By TESA GLASS
MT. VERNON — —
Illinois State Comptroller Judy Baar Topinka called Jefferson County a "bright spot" when it comes to working together to improve economic development and businesses.
"By and large, you are doing it right," Topinka said during a legislative luncheon sponsored by the Jefferson County Chamber of Commerce on Tuesday. However, the state isn't doing it right, Topinka said.
"When you look at the fiscal problems, it's a mess, and we're still suffering from the effects of the recession," Topinka said. "Folks like you are holding your area together, and the state is being held together with baling wire and bubble gum."
Topinka also characterized the state finances as "a total disaster."
"I checked this morning, and as of today, the state has $194,472 in unpaid bills that just came into the comptroller's office," Topinka said. "There is another $7.5 billion owed, and the backlog exceeds $9 billion. That's billion with a 'b.' Our debt is more than the economy of some countries."
Topinka said the Legislature will have to deal with the pension crisis before things get better.
"It's official, the pension system is now the worst in the country," Topinka reported. "We are now 50 out of 50. We are $97 billion in the red and that is growing at a rate of $17 million per day."
Topinka said she predicted the state would have a hard time dealing with the past actions of the Rod Blagojevich administration, which has proved correct.
"This state continues to pay for Rod Blagojevich being the governor," Topinka said. "Just today, the (Securities and Exchange Commission) said Illinois broke the law in not talking about the pension system and what its holdings were and it was misreported."
Topinka said the second thing the Legislature needs to address before the state can recover fiscally is its propensity to continue to borrow money for short-term debt.
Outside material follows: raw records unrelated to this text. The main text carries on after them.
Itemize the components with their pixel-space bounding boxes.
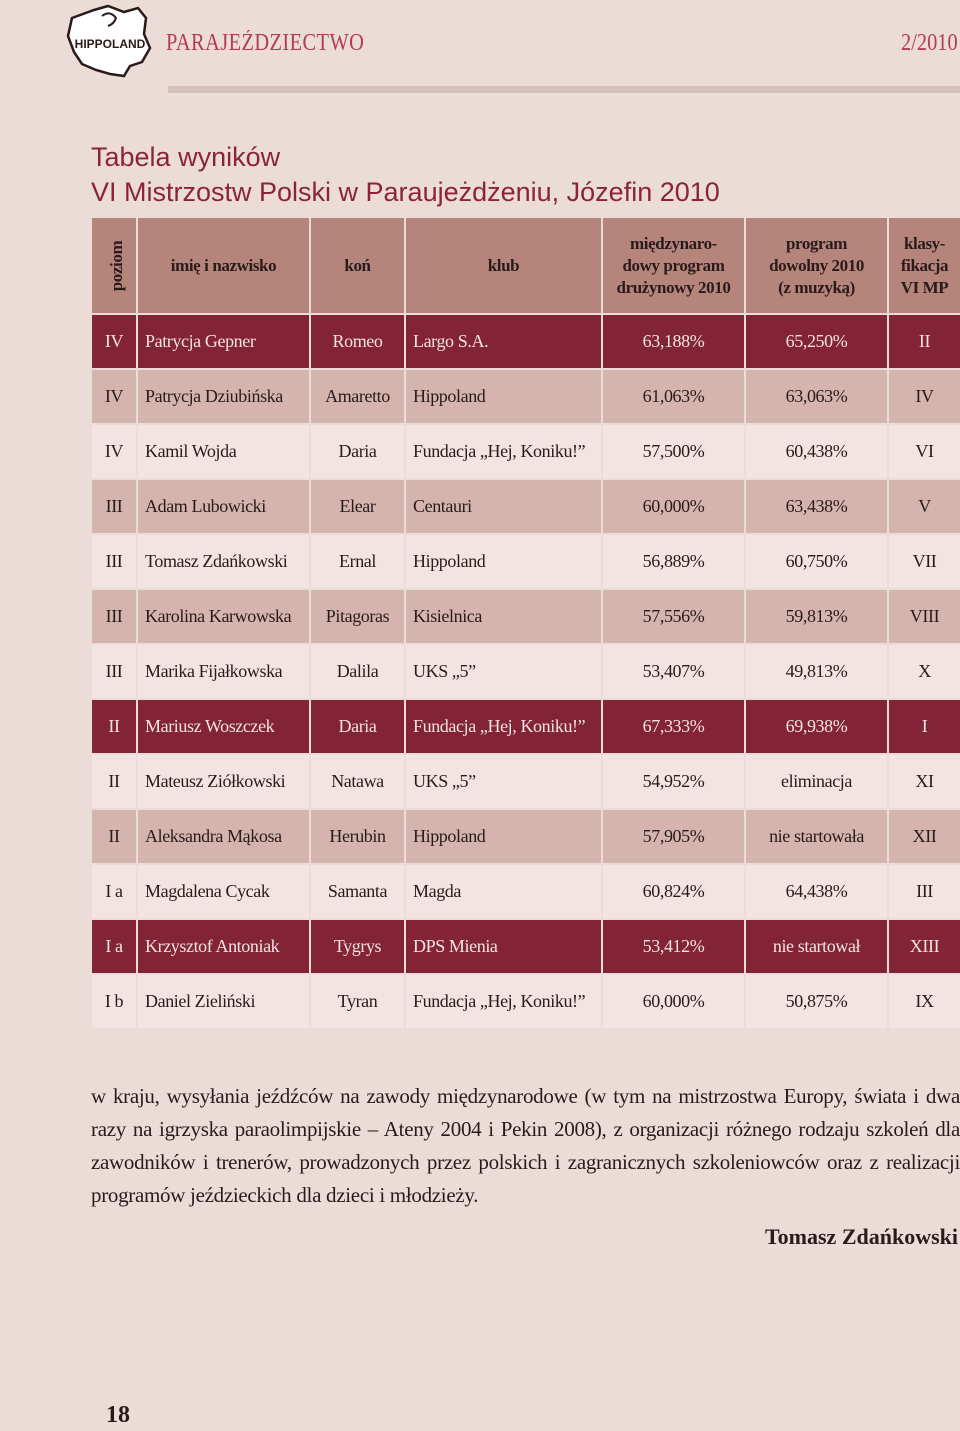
cell-team: 67,333% xyxy=(602,699,745,754)
svg-text:HIPPOLAND: HIPPOLAND xyxy=(74,37,146,51)
cell-poziom: I a xyxy=(91,864,137,919)
cell-name: Tomasz Zdańkowski xyxy=(137,534,310,589)
cell-club: UKS „5” xyxy=(405,644,602,699)
title-line-1: Tabela wyników xyxy=(91,142,281,172)
cell-rank: XII xyxy=(888,809,960,864)
issue-number: 2/2010 xyxy=(901,30,958,56)
page-header xyxy=(0,0,960,88)
cell-name: Magdalena Cycak xyxy=(137,864,310,919)
page-title xyxy=(91,140,720,210)
cell-horse: Herubin xyxy=(310,809,405,864)
cell-horse: Dalila xyxy=(310,644,405,699)
cell-rank: IV xyxy=(888,369,960,424)
table-row xyxy=(91,754,960,809)
cell-name: Aleksandra Mąkosa xyxy=(137,809,310,864)
cell-name: Daniel Zieliński xyxy=(137,974,310,1029)
cell-club: Hippoland xyxy=(405,369,602,424)
cell-team: 56,889% xyxy=(602,534,745,589)
col-header-poziom: poziom xyxy=(91,217,137,314)
cell-club: Fundacja „Hej, Koniku!” xyxy=(405,424,602,479)
cell-team: 54,952% xyxy=(602,754,745,809)
cell-team: 53,407% xyxy=(602,644,745,699)
cell-free: 60,750% xyxy=(745,534,888,589)
cell-free: 63,063% xyxy=(745,369,888,424)
cell-rank: III xyxy=(888,864,960,919)
cell-poziom: II xyxy=(91,699,137,754)
cell-team: 60,000% xyxy=(602,479,745,534)
cell-name: Marika Fijałkowska xyxy=(137,644,310,699)
cell-free: 60,438% xyxy=(745,424,888,479)
cell-name: Kamil Wojda xyxy=(137,424,310,479)
cell-club: Fundacja „Hej, Koniku!” xyxy=(405,974,602,1029)
cell-team: 53,412% xyxy=(602,919,745,974)
cell-horse: Amaretto xyxy=(310,369,405,424)
cell-free: 69,938% xyxy=(745,699,888,754)
cell-free: 63,438% xyxy=(745,479,888,534)
cell-free: nie startował xyxy=(745,919,888,974)
section-title: PARAJEŹDZIECTWO xyxy=(166,30,365,56)
cell-rank: I xyxy=(888,699,960,754)
cell-poziom: III xyxy=(91,479,137,534)
cell-poziom: III xyxy=(91,534,137,589)
cell-poziom: III xyxy=(91,644,137,699)
cell-name: Mariusz Woszczek xyxy=(137,699,310,754)
cell-horse: Natawa xyxy=(310,754,405,809)
cell-free: 50,875% xyxy=(745,974,888,1029)
table-row xyxy=(91,699,960,754)
header-rule xyxy=(168,86,960,93)
cell-club: Largo S.A. xyxy=(405,314,602,369)
cell-free: 64,438% xyxy=(745,864,888,919)
cell-club: Kisielnica xyxy=(405,589,602,644)
cell-poziom: IV xyxy=(91,369,137,424)
col-header-free: program dowolny 2010 (z muzyką) xyxy=(745,217,888,314)
cell-horse: Romeo xyxy=(310,314,405,369)
table-body xyxy=(91,314,960,1029)
cell-free: nie startowała xyxy=(745,809,888,864)
cell-team: 57,556% xyxy=(602,589,745,644)
cell-horse: Tyran xyxy=(310,974,405,1029)
col-header-club: klub xyxy=(405,217,602,314)
cell-horse: Samanta xyxy=(310,864,405,919)
cell-name: Patrycja Gepner xyxy=(137,314,310,369)
cell-name: Adam Lubowicki xyxy=(137,479,310,534)
cell-club: UKS „5” xyxy=(405,754,602,809)
cell-poziom: II xyxy=(91,809,137,864)
cell-rank: XI xyxy=(888,754,960,809)
col-header-rank: klasy- fikacja VI MP xyxy=(888,217,960,314)
title-line-2: VI Mistrzostw Polski w Paraujeżdżeniu, Józefin 2010 xyxy=(91,177,720,207)
col-header-horse: koń xyxy=(310,217,405,314)
cell-horse: Daria xyxy=(310,424,405,479)
cell-rank: V xyxy=(888,479,960,534)
cell-free: 65,250% xyxy=(745,314,888,369)
cell-team: 61,063% xyxy=(602,369,745,424)
col-header-name: imię i nazwisko xyxy=(137,217,310,314)
author-signature: Tomasz Zdańkowski xyxy=(765,1224,958,1249)
table-row xyxy=(91,479,960,534)
cell-free: 59,813% xyxy=(745,589,888,644)
cell-free: eliminacja xyxy=(745,754,888,809)
cell-rank: X xyxy=(888,644,960,699)
cell-team: 57,905% xyxy=(602,809,745,864)
cell-club: Hippoland xyxy=(405,534,602,589)
page-number: 18 xyxy=(106,1402,130,1428)
cell-rank: IX xyxy=(888,974,960,1029)
cell-rank: XIII xyxy=(888,919,960,974)
table-row xyxy=(91,369,960,424)
cell-club: Fundacja „Hej, Koniku!” xyxy=(405,699,602,754)
cell-horse: Elear xyxy=(310,479,405,534)
cell-horse: Daria xyxy=(310,699,405,754)
cell-poziom: I a xyxy=(91,919,137,974)
table-row xyxy=(91,534,960,589)
cell-rank: II xyxy=(888,314,960,369)
cell-rank: VII xyxy=(888,534,960,589)
cell-name: Patrycja Dziubińska xyxy=(137,369,310,424)
table-row xyxy=(91,864,960,919)
cell-team: 57,500% xyxy=(602,424,745,479)
table-row xyxy=(91,424,960,479)
cell-team: 63,188% xyxy=(602,314,745,369)
cell-rank: VIII xyxy=(888,589,960,644)
cell-name: Karolina Karwowska xyxy=(137,589,310,644)
cell-free: 49,813% xyxy=(745,644,888,699)
table-header-row xyxy=(91,217,960,314)
cell-poziom: IV xyxy=(91,424,137,479)
table-row xyxy=(91,644,960,699)
cell-name: Krzysztof Antoniak xyxy=(137,919,310,974)
cell-rank: VI xyxy=(888,424,960,479)
cell-horse: Pitagoras xyxy=(310,589,405,644)
cell-horse: Tygrys xyxy=(310,919,405,974)
hippoland-logo xyxy=(64,4,154,78)
cell-team: 60,824% xyxy=(602,864,745,919)
cell-club: DPS Mienia xyxy=(405,919,602,974)
cell-poziom: III xyxy=(91,589,137,644)
cell-name: Mateusz Ziółkowski xyxy=(137,754,310,809)
cell-poziom: I b xyxy=(91,974,137,1029)
cell-club: Hippoland xyxy=(405,809,602,864)
cell-team: 60,000% xyxy=(602,974,745,1029)
cell-horse: Ernal xyxy=(310,534,405,589)
cell-poziom: II xyxy=(91,754,137,809)
table-row xyxy=(91,314,960,369)
table-row xyxy=(91,919,960,974)
table-row xyxy=(91,974,960,1029)
table-row xyxy=(91,589,960,644)
cell-club: Magda xyxy=(405,864,602,919)
cell-club: Centauri xyxy=(405,479,602,534)
table-row xyxy=(91,809,960,864)
col-header-team: międzynaro- dowy program drużynowy 2010 xyxy=(602,217,745,314)
results-table xyxy=(90,216,960,1030)
body-paragraph: w kraju, wysyłania jeźdźców na zawody międzynarodowe (w tym na mistrzostwa Europy, świata i dwa razy na igrzyska paraolimpijskie – Ateny 2004 i Pekin 2008), z organizacji różnego rodzaju szkoleń dla zawodników i trenerów, prowadzonych przez polskich i zagranicznych szkoleniowców oraz z realizacji programów jeździeckich dla dzieci i młodzieży. xyxy=(91,1084,960,1207)
cell-poziom: IV xyxy=(91,314,137,369)
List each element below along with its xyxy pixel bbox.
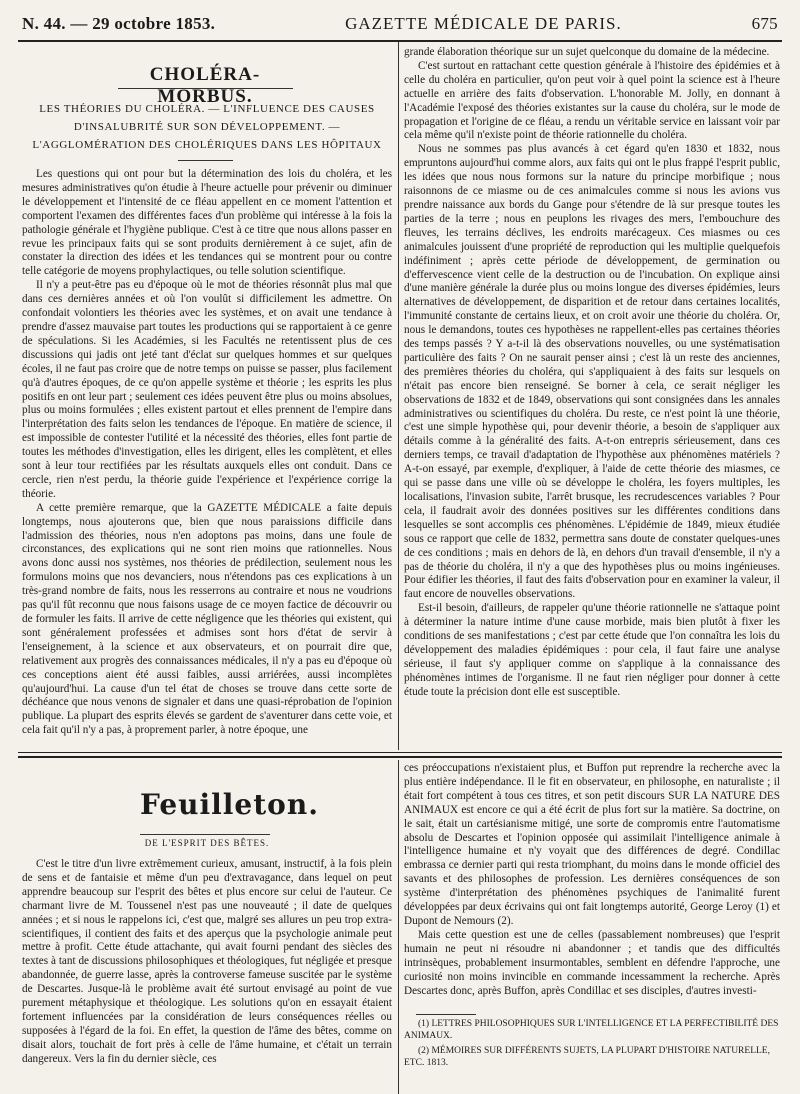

"Our bond rating with Standard & Poor has been lowered again," Topinka said. "That's 12 downgrades in the last four years. That has to be a record or something. It will be lowered again if we don't fix the pension system. ... When the Legislature borrows to pay bills, and do short term borrowing, it affects our bond rating. ... Some of the Legislature want to borrow again and pay our bills. You don't pay off one credit card with another credit card, you learn that running a household or running a small business. ... If you are drowning in debt and interest, you don't use more debt to get out of it."
Topinka said the business climate at this time is also at an all-time low due to uncertainty with the pension liability, the bond rating and the so-called "temporary" income tax that was supposed to be used for paying outstanding state bills.
"I'm sure it comes to no surprise the uncertainty is not exactly an initiative for business," Topinka said. "Why would a company want to set up shop in a state that can't pay its bills. ... When it comes to the income tax, not a dollar was used to pay bills. It went to the pension liability."
Topinka said she believes the key to fixing the state fiscally is to help businesses.
"We have to finally get government off the back of business so they can grow, create jobs and better the economy again. ... Everyone must count on economic growth to outpace spending. That's what could dig us out of it. But, that won't happen overnight."
Topinka urged people to keep in contact with their legislators in Springfield.
"We can only change the culture in Springfield by ... demanding a different approach," Topinka said. "Reach out to legislators, your representatives. They will react to your votes. Persistence pays off, the greasy wheel gets heard. ... Don't be discouraged. We can change the state, but it will take work. And, if we stand together, we can make it happen."